Tim Gardener, one of the biggest names in UK asset consulting until he crossed to funds management last month, has distilled his views on pension fund governance after 20 years at the advisory coalface, writes SIMON MUMME.
Tim Gardener doesn’t often say good things about Australia. As an Englishman, it could have something to do with the cricketing rivalry between his homeland and one of the old colonies. But the former global CIO of Mercer and, before that, head of the company’s asset consulting business, openly claims that Australian superannuation funds deploy the best governance practices in the global pensions industry. “But there’s always more work to do,” he says. In a global market with no shortage of threats and crises, achieving good governance is the most pressing challenge for institutional investors, he says, if only because it can enable pension funds to weather uncertainty and perhaps even exploit the opportunities it creates.
The work involved in delivering good governance isn’t setting board structures and decision-making checklists: it’s maintaining the right combination of investment professionals and lay people who can both challenge industry norms with sound arguments and minimal arrogance, but also make good on their mistakes. He’s seen this in action. “Strong boards have investment experts, but also strong people from diverse backgrounds who aren’t investment experts.” He’s also witnessed governance train wrecks. These involve boards dominated by powerful individuals who do not entertain open questioning and debate. As a result, boards’ members feel coerced into signing off on important decisions. Gardener, who now heads consultant relations for AXA Investment Managers (AXA IM), says it’s easy for boards to pay lip service to the tenets of good governance, and appease regulators and stakeholders with board structures and cross-checks that give an outward appearance of fiduciary duty.

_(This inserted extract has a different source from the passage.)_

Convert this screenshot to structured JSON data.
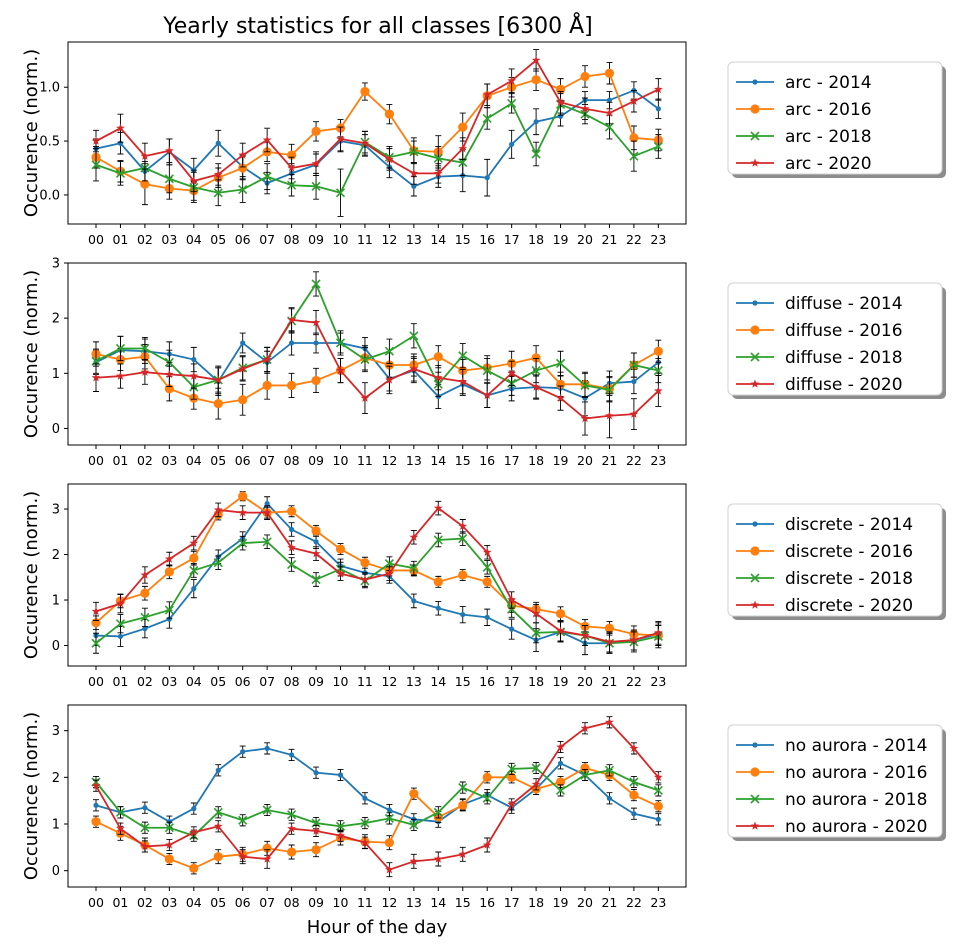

What really matters, however, is “taking governance from a tick-allthe- boxes stage to having a process that makes good decisions”. “People don’t look at the composition of the investment committee and for conflicts of interest within the investment committee.” To help provide checks on dominant personalities, or groupthink among board members, funds should maintain a healthy “information disadvantage” between investment experts on boards and lay trustees who openly contest their views. Diversity – “groups of people who have different backgrounds, groups and beliefs” – is a crucial tenet of good governance, Gardener says. In the coming years, pension funds and their boards must be “adaptable” as global markets moved on from the relative stability of the past few decades.